After an error is sent to your workflow from the Relay server, you can fetch entries from the system log to get a bit of metadata about it. See the Using Analytics page for more info on that.

There is a rate limit to the number of workflows/interactions/actions that can be performed. If you hit this limit, you should get back an HTTP response code 429 "Too Many Requests", where the error message may contain some wording about an AUP (Acceptable Use Policy). This rate limit is in place to handle a "runaway" loop that may put excessive burden on the Relay server, and you shouldn't encounter it outside of that scenario.

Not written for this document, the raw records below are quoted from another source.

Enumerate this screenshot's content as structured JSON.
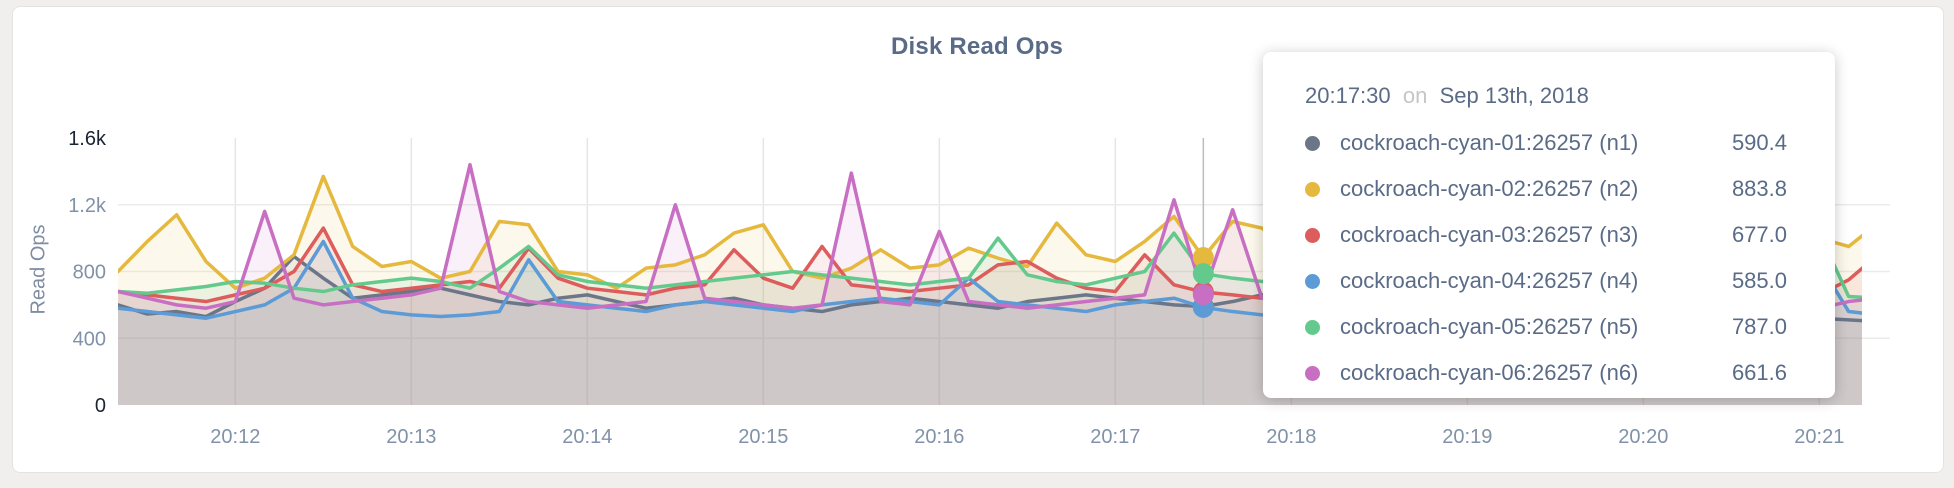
{
  "title": "Disk Read Ops",
  "y_axis_label": "Read Ops",
  "tooltip": {
    "time": "20:17:30",
    "conjunction": "on",
    "date": "Sep 13th, 2018",
    "rows": [
      {
        "label": "cockroach-cyan-01:26257 (n1)",
        "value": "590.4"
      },
      {
        "label": "cockroach-cyan-02:26257 (n2)",
        "value": "883.8"
      },
      {
        "label": "cockroach-cyan-03:26257 (n3)",
        "value": "677.0"
      },
      {
        "label": "cockroach-cyan-04:26257 (n4)",
        "value": "585.0"
      },
      {
        "label": "cockroach-cyan-05:26257 (n5)",
        "value": "787.0"
      },
      {
        "label": "cockroach-cyan-06:26257 (n6)",
        "value": "661.6"
      }
    ]
  },
  "chart_data": {
    "type": "line",
    "title": "Disk Read Ops",
    "ylabel": "Read Ops",
    "xlabel": "",
    "grid": true,
    "legend_position": "tooltip-overlay",
    "ylim": [
      0,
      1600
    ],
    "y_ticks": [
      {
        "value": 0,
        "label": "0",
        "emphasis": true
      },
      {
        "value": 400,
        "label": "400",
        "emphasis": false
      },
      {
        "value": 800,
        "label": "800",
        "emphasis": false
      },
      {
        "value": 1200,
        "label": "1.2k",
        "emphasis": false
      },
      {
        "value": 1600,
        "label": "1.6k",
        "emphasis": true
      }
    ],
    "x_tick_labels": [
      "20:12",
      "20:13",
      "20:14",
      "20:15",
      "20:16",
      "20:17",
      "20:18",
      "20:19",
      "20:20",
      "20:21"
    ],
    "x_start": "20:11:20",
    "x_interval_seconds": 10,
    "hover_time": "20:17:30",
    "hover_index": 37,
    "guideline_color": "#bdbdbd",
    "series": [
      {
        "name": "cockroach-cyan-01:26257 (n1)",
        "short": "n1",
        "color": "#6b7689",
        "values": [
          600,
          545,
          560,
          530,
          620,
          700,
          890,
          760,
          640,
          660,
          680,
          700,
          660,
          620,
          600,
          640,
          660,
          620,
          580,
          600,
          620,
          640,
          600,
          580,
          560,
          600,
          620,
          640,
          620,
          600,
          580,
          620,
          640,
          660,
          640,
          620,
          600,
          590.4,
          620,
          660,
          680,
          640,
          620,
          600,
          580,
          600,
          620,
          640,
          620,
          600,
          580,
          560,
          580,
          600,
          620,
          640,
          620,
          600,
          520,
          510,
          500
        ]
      },
      {
        "name": "cockroach-cyan-02:26257 (n2)",
        "short": "n2",
        "color": "#e5b83e",
        "values": [
          800,
          980,
          1140,
          860,
          700,
          760,
          900,
          1370,
          950,
          830,
          860,
          760,
          800,
          1100,
          1080,
          800,
          780,
          700,
          820,
          840,
          900,
          1030,
          1080,
          800,
          760,
          820,
          930,
          820,
          840,
          940,
          880,
          830,
          1090,
          900,
          860,
          980,
          1130,
          883.8,
          1100,
          1060,
          900,
          850,
          830,
          870,
          910,
          860,
          840,
          880,
          900,
          870,
          850,
          830,
          870,
          1060,
          850,
          830,
          790,
          900,
          1000,
          950,
          1090
        ]
      },
      {
        "name": "cockroach-cyan-03:26257 (n3)",
        "short": "n3",
        "color": "#dd5c5c",
        "values": [
          680,
          660,
          640,
          620,
          660,
          700,
          800,
          1060,
          720,
          680,
          700,
          720,
          740,
          700,
          940,
          760,
          700,
          680,
          660,
          700,
          720,
          930,
          760,
          700,
          950,
          720,
          700,
          680,
          700,
          720,
          840,
          860,
          760,
          700,
          680,
          900,
          720,
          677,
          660,
          640,
          700,
          720,
          740,
          700,
          680,
          660,
          700,
          720,
          700,
          680,
          660,
          640,
          660,
          680,
          700,
          720,
          700,
          680,
          660,
          750,
          900
        ]
      },
      {
        "name": "cockroach-cyan-04:26257 (n4)",
        "short": "n4",
        "color": "#5c9bd6",
        "values": [
          580,
          560,
          540,
          520,
          560,
          600,
          700,
          980,
          640,
          560,
          540,
          530,
          540,
          560,
          870,
          620,
          600,
          580,
          560,
          600,
          620,
          600,
          580,
          560,
          600,
          620,
          640,
          620,
          600,
          760,
          620,
          600,
          580,
          560,
          600,
          620,
          640,
          585,
          560,
          540,
          560,
          580,
          600,
          620,
          600,
          580,
          560,
          540,
          560,
          580,
          600,
          620,
          600,
          580,
          560,
          540,
          560,
          580,
          850,
          560,
          540
        ]
      },
      {
        "name": "cockroach-cyan-05:26257 (n5)",
        "short": "n5",
        "color": "#64c98c",
        "values": [
          680,
          670,
          690,
          710,
          740,
          730,
          700,
          680,
          720,
          740,
          760,
          740,
          700,
          820,
          950,
          780,
          740,
          720,
          700,
          720,
          740,
          760,
          780,
          800,
          780,
          760,
          740,
          720,
          740,
          760,
          1000,
          780,
          740,
          720,
          760,
          800,
          1030,
          787,
          760,
          740,
          760,
          780,
          800,
          780,
          760,
          740,
          760,
          780,
          800,
          780,
          760,
          740,
          720,
          740,
          760,
          780,
          800,
          780,
          1030,
          650,
          640
        ]
      },
      {
        "name": "cockroach-cyan-06:26257 (n6)",
        "short": "n6",
        "color": "#c86fc3",
        "values": [
          680,
          640,
          600,
          580,
          620,
          1160,
          640,
          600,
          620,
          640,
          660,
          700,
          1440,
          680,
          620,
          600,
          580,
          600,
          620,
          1200,
          640,
          620,
          600,
          580,
          600,
          1390,
          620,
          600,
          1040,
          620,
          600,
          580,
          600,
          620,
          640,
          660,
          1230,
          661.6,
          1170,
          640,
          620,
          600,
          580,
          600,
          620,
          640,
          660,
          640,
          620,
          600,
          580,
          600,
          620,
          640,
          660,
          640,
          620,
          600,
          580,
          620,
          640
        ]
      }
    ]
  }
}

If you have a use case that is hitting the rate limit that isn't a runaway loop, please contact Relay Support for assistance.

Other Tips

  • When making an SDK call to perform an action, it will likely require the parameter "target". This parameter identifies which device(s) you want the action to occur on. There are different types of targets, namely interaction targets and device targets. Make sure you are using the correct target type. The guides and API reference should make it clear which type should be used.

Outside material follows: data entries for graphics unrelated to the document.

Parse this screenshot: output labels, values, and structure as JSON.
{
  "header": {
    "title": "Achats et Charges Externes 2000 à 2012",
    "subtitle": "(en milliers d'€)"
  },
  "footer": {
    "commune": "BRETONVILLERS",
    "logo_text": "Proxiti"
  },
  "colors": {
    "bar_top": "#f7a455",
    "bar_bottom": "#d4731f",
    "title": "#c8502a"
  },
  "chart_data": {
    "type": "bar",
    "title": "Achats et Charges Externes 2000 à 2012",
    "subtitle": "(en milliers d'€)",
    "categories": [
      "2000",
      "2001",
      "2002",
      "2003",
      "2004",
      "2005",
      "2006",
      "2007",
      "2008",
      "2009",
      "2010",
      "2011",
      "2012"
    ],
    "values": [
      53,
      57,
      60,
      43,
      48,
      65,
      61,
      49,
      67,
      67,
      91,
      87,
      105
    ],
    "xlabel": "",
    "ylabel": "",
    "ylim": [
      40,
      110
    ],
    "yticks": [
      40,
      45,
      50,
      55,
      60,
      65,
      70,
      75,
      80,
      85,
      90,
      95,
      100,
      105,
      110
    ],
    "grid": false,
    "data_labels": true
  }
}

  • If you are sending a notification out to a group of devices via broadcast or alert, ensure that you are passing in the correct group URN. The best way to create a URN for a group is through the URN construct/parse functions that are provided with the SDK. This is done by passing in the name or ID of your group into the groupId() or groupName() function.

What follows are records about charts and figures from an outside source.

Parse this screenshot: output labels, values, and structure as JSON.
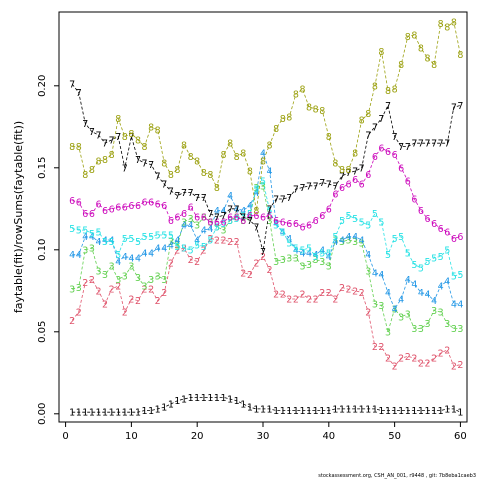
{
  "chart_data": {
    "type": "line",
    "title": "",
    "xlabel": "",
    "ylabel": "faytable(fit)/rowSums(faytable(fit))",
    "xlim": [
      -1,
      61
    ],
    "ylim": [
      -0.005,
      0.245
    ],
    "xticks": [
      0,
      10,
      20,
      30,
      40,
      50,
      60
    ],
    "yticks": [
      0.0,
      0.05,
      0.1,
      0.15,
      0.2
    ],
    "ytick_labels": [
      "0.00",
      "0.05",
      "0.10",
      "0.15",
      "0.20"
    ],
    "grid": false,
    "footer": "stockassessment.org, CSH_AN_001, r9448 , git: 7b8eba1caeb3",
    "series": [
      {
        "symbol": "1",
        "color": "#000000",
        "values": [
          0.001,
          0.001,
          0.001,
          0.001,
          0.001,
          0.001,
          0.001,
          0.001,
          0.001,
          0.001,
          0.001,
          0.002,
          0.002,
          0.003,
          0.004,
          0.006,
          0.008,
          0.009,
          0.01,
          0.01,
          0.01,
          0.01,
          0.01,
          0.01,
          0.009,
          0.008,
          0.006,
          0.004,
          0.003,
          0.003,
          0.003,
          0.002,
          0.002,
          0.002,
          0.002,
          0.002,
          0.002,
          0.002,
          0.002,
          0.002,
          0.003,
          0.003,
          0.003,
          0.003,
          0.003,
          0.003,
          0.003,
          0.002,
          0.002,
          0.002,
          0.002,
          0.002,
          0.002,
          0.002,
          0.002,
          0.002,
          0.002,
          0.003,
          0.003,
          0.001
        ]
      },
      {
        "symbol": "2",
        "color": "#DF536B",
        "values": [
          0.057,
          0.062,
          0.08,
          0.082,
          0.075,
          0.067,
          0.076,
          0.078,
          0.062,
          0.07,
          0.069,
          0.076,
          0.076,
          0.069,
          0.074,
          0.092,
          0.1,
          0.101,
          0.094,
          0.093,
          0.1,
          0.107,
          0.106,
          0.106,
          0.105,
          0.105,
          0.086,
          0.085,
          0.092,
          0.096,
          0.088,
          0.073,
          0.073,
          0.07,
          0.07,
          0.073,
          0.07,
          0.07,
          0.074,
          0.074,
          0.07,
          0.077,
          0.076,
          0.075,
          0.074,
          0.062,
          0.041,
          0.041,
          0.034,
          0.029,
          0.034,
          0.035,
          0.034,
          0.031,
          0.031,
          0.034,
          0.037,
          0.039,
          0.029,
          0.03
        ]
      },
      {
        "symbol": "3",
        "color": "#61D04F",
        "values": [
          0.076,
          0.077,
          0.1,
          0.101,
          0.087,
          0.085,
          0.09,
          0.082,
          0.084,
          0.09,
          0.083,
          0.078,
          0.082,
          0.084,
          0.082,
          0.105,
          0.103,
          0.117,
          0.119,
          0.115,
          0.12,
          0.117,
          0.114,
          0.112,
          0.118,
          0.12,
          0.118,
          0.12,
          0.138,
          0.139,
          0.118,
          0.093,
          0.094,
          0.095,
          0.095,
          0.09,
          0.091,
          0.094,
          0.093,
          0.09,
          0.106,
          0.105,
          0.106,
          0.105,
          0.104,
          0.087,
          0.067,
          0.066,
          0.05,
          0.064,
          0.059,
          0.061,
          0.052,
          0.052,
          0.055,
          0.063,
          0.062,
          0.055,
          0.052,
          0.052
        ]
      },
      {
        "symbol": "4",
        "color": "#2297E6",
        "values": [
          0.097,
          0.097,
          0.108,
          0.108,
          0.105,
          0.106,
          0.106,
          0.093,
          0.096,
          0.095,
          0.095,
          0.098,
          0.098,
          0.101,
          0.101,
          0.103,
          0.106,
          0.115,
          0.115,
          0.106,
          0.112,
          0.113,
          0.124,
          0.124,
          0.133,
          0.125,
          0.124,
          0.127,
          0.135,
          0.159,
          0.148,
          0.116,
          0.111,
          0.107,
          0.1,
          0.098,
          0.098,
          0.097,
          0.1,
          0.096,
          0.105,
          0.106,
          0.108,
          0.108,
          0.106,
          0.097,
          0.086,
          0.085,
          0.074,
          0.064,
          0.07,
          0.082,
          0.079,
          0.074,
          0.073,
          0.069,
          0.078,
          0.081,
          0.067,
          0.067
        ]
      },
      {
        "symbol": "5",
        "color": "#28E2E5",
        "values": [
          0.113,
          0.112,
          0.112,
          0.11,
          0.111,
          0.105,
          0.105,
          0.097,
          0.107,
          0.107,
          0.105,
          0.108,
          0.108,
          0.109,
          0.109,
          0.109,
          0.102,
          0.101,
          0.1,
          0.103,
          0.102,
          0.106,
          0.114,
          0.116,
          0.118,
          0.119,
          0.121,
          0.122,
          0.137,
          0.142,
          0.124,
          0.115,
          0.111,
          0.104,
          0.101,
          0.1,
          0.101,
          0.096,
          0.098,
          0.098,
          0.108,
          0.118,
          0.121,
          0.119,
          0.117,
          0.115,
          0.122,
          0.117,
          0.097,
          0.107,
          0.108,
          0.098,
          0.091,
          0.089,
          0.093,
          0.095,
          0.096,
          0.1,
          0.084,
          0.085
        ]
      },
      {
        "symbol": "6",
        "color": "#CD0BBC",
        "values": [
          0.13,
          0.129,
          0.122,
          0.122,
          0.128,
          0.124,
          0.125,
          0.126,
          0.126,
          0.127,
          0.127,
          0.129,
          0.129,
          0.128,
          0.127,
          0.118,
          0.12,
          0.122,
          0.126,
          0.12,
          0.12,
          0.117,
          0.117,
          0.117,
          0.12,
          0.12,
          0.118,
          0.121,
          0.121,
          0.12,
          0.121,
          0.118,
          0.117,
          0.116,
          0.116,
          0.114,
          0.115,
          0.118,
          0.121,
          0.125,
          0.134,
          0.138,
          0.14,
          0.143,
          0.14,
          0.146,
          0.157,
          0.162,
          0.16,
          0.158,
          0.15,
          0.142,
          0.131,
          0.124,
          0.119,
          0.116,
          0.113,
          0.111,
          0.107,
          0.108
        ]
      },
      {
        "symbol": "7",
        "color": "#000000",
        "values": [
          0.201,
          0.196,
          0.177,
          0.172,
          0.17,
          0.165,
          0.167,
          0.169,
          0.15,
          0.169,
          0.155,
          0.153,
          0.152,
          0.145,
          0.14,
          0.136,
          0.133,
          0.135,
          0.135,
          0.132,
          0.132,
          0.122,
          0.12,
          0.121,
          0.125,
          0.125,
          0.12,
          0.118,
          0.114,
          0.099,
          0.125,
          0.131,
          0.131,
          0.132,
          0.137,
          0.138,
          0.139,
          0.139,
          0.141,
          0.14,
          0.139,
          0.145,
          0.147,
          0.148,
          0.15,
          0.17,
          0.175,
          0.18,
          0.188,
          0.169,
          0.163,
          0.163,
          0.165,
          0.165,
          0.165,
          0.165,
          0.165,
          0.165,
          0.187,
          0.188
        ]
      },
      {
        "symbol": "8",
        "color": "#9BA00F",
        "values": [
          0.163,
          0.163,
          0.146,
          0.149,
          0.154,
          0.155,
          0.158,
          0.18,
          0.169,
          0.171,
          0.167,
          0.163,
          0.175,
          0.173,
          0.153,
          0.146,
          0.149,
          0.164,
          0.157,
          0.154,
          0.147,
          0.146,
          0.138,
          0.158,
          0.165,
          0.157,
          0.159,
          0.148,
          0.124,
          0.154,
          0.164,
          0.174,
          0.18,
          0.181,
          0.195,
          0.198,
          0.187,
          0.186,
          0.185,
          0.169,
          0.153,
          0.149,
          0.149,
          0.159,
          0.179,
          0.183,
          0.2,
          0.221,
          0.197,
          0.198,
          0.213,
          0.23,
          0.231,
          0.223,
          0.217,
          0.213,
          0.238,
          0.236,
          0.239,
          0.219
        ]
      }
    ]
  }
}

  • Getting/setting a variable can be helpful for when you need to save a value for later retrieval in the workflow. However, keep in mind that the workflows can only store variables with string values. If you want to store a variable that has a value of an integer, you can save it as a string with setVar() and then retrieve it using the SDK's getNumberVar() variable.
  • As noted in the Say and Listen section, if you don't see a listen response, that likely means that the device was not able to transcribe your speech to text. It will continue to wait for subsequent spoken audio that it can parse or until the request times out before continuing on through the workflow.